CMS’s resistance to using Medicaid money for housing construction didn’t stop Democratic Gov. Andrew Cuomo. This year, New York spent $34 million of state-only Medicaid dollars on capital housing projects for the homeless and other targeted groups. “We’re convinced this is going to prove to be a cost-effective use of our Medicaid dollars,” Misa said.
Homelessness and Health
In many ways, homelessness itself contributes to poor health. With little access to healthy food, frequent exposure to severe weather and vulnerability to violence, homeless people are generally in far worse health than the rest of the population.
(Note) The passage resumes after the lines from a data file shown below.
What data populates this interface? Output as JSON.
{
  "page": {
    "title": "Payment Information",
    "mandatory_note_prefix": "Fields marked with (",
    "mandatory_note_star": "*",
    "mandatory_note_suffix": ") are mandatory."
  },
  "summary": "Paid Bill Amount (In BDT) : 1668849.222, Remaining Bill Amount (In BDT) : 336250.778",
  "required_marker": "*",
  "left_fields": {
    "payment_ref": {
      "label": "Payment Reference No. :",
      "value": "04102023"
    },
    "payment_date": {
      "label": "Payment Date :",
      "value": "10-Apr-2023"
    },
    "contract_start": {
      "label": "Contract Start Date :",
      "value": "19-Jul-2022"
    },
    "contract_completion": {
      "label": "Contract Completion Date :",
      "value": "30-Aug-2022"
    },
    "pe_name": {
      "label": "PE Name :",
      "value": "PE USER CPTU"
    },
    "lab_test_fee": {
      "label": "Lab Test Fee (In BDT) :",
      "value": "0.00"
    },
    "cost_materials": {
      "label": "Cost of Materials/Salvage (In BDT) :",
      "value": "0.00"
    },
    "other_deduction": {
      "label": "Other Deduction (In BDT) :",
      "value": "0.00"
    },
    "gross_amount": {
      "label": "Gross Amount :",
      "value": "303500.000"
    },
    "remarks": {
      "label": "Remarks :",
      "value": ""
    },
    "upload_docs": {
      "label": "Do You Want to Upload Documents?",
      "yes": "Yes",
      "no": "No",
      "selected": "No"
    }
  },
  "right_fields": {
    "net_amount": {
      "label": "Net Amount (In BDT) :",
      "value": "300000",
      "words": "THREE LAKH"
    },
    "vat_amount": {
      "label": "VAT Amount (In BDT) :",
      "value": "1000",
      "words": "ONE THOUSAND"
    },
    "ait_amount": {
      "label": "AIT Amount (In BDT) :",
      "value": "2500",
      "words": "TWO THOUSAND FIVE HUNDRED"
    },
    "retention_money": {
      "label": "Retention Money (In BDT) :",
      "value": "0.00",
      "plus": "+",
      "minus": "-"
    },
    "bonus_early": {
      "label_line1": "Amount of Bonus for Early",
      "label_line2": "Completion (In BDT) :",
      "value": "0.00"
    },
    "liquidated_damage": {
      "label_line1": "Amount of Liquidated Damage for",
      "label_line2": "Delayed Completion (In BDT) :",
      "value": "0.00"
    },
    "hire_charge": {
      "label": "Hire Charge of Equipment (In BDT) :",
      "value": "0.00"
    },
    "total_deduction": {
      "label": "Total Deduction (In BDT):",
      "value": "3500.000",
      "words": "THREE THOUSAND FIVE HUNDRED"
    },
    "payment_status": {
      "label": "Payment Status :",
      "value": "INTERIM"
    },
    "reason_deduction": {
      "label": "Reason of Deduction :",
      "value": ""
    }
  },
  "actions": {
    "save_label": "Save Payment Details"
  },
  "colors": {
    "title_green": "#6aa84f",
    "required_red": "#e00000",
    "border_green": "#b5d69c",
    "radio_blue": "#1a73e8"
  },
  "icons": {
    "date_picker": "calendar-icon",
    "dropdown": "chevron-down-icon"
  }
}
They have much higher rates of mental illness, addiction, diabetes, high blood pressure, asthma, HIV and many other conditions; the homeless often ignore easily treatable symptoms until they become debilitating and far more expensive to treat. What health care they receive is usually by way of the emergency room.
Historically, few of the homeless have had health insurance. But the 2010 Affordable Care Act changed that, targeting nearly $1 billion over five years to specialized clinics for the homeless, out of $11 billion earmarked for community health. And, while Medicaid traditionally was available to the poor, to pregnant women, to children and to the disabled, the health law extended Medicaid benefits to all Americans earning an annual income under 133 percent of the poverty line, or $15,654 for an individual. So far, 30 states, plus the District of Columbia, have chosen to expand eligibility under the new law.
Homeless agencies say thousands of homeless have been enrolling in Medicaid, and early studies have demonstrated significant increases in the number of homeless with health insurance since states began to expand Medicaid in accordance with the health law, in 2014.
Still, advocates for the homeless say health insurance is not enough to ensure that homeless people access the health care they need. For that, advocates insist, they need permanent housing and help staying there.
As Finn, of the Massachusetts Housing and Shelter Alliance, put it, “What we found that helps the most is just having someone dropping by regularly to ask, ‘Is there anything you need?’ ”
Even without the Medicaid funding, cities and states have successfully moved many of their homeless into housing and surrounded them with support services, including medical care. Although HUD has provided funding for those services, much financial support has also come from private sources.
The programs typically select as participants frequent users of emergency rooms and those who’ve been hospitalized often, in hopes that providing supportive housing will help them stay out of the hospital and reduce overall health care costs. Misa said New York Medicaid is currently collecting data to determine if that is the case.
Several programs have been established around the country:
In Ohio: Housing First, in Cuyahoga County, comprises several antipoverty nonprofits in the Cleveland area and has provided 584 homes for single adults and 76 for families since 2006. Residents are linked to health care at a specialized clinic for the homeless. A mobile medical clinic staffed by a nurse practitioner and psychiatric specialists also visits patients.
In Massachusetts: Since 2005, various state agencies and local nonprofits have provided a panoply of services to help chronically homeless adults to live independently, including teaching them living skills, coordinating case management, crisis support and directing them to peer-support and self-help groups.
In Minnesota: Hearth Connection, allied with other local poverty and health agencies, provides supportive housing services to 85 formerly homeless Medicaid beneficiaries.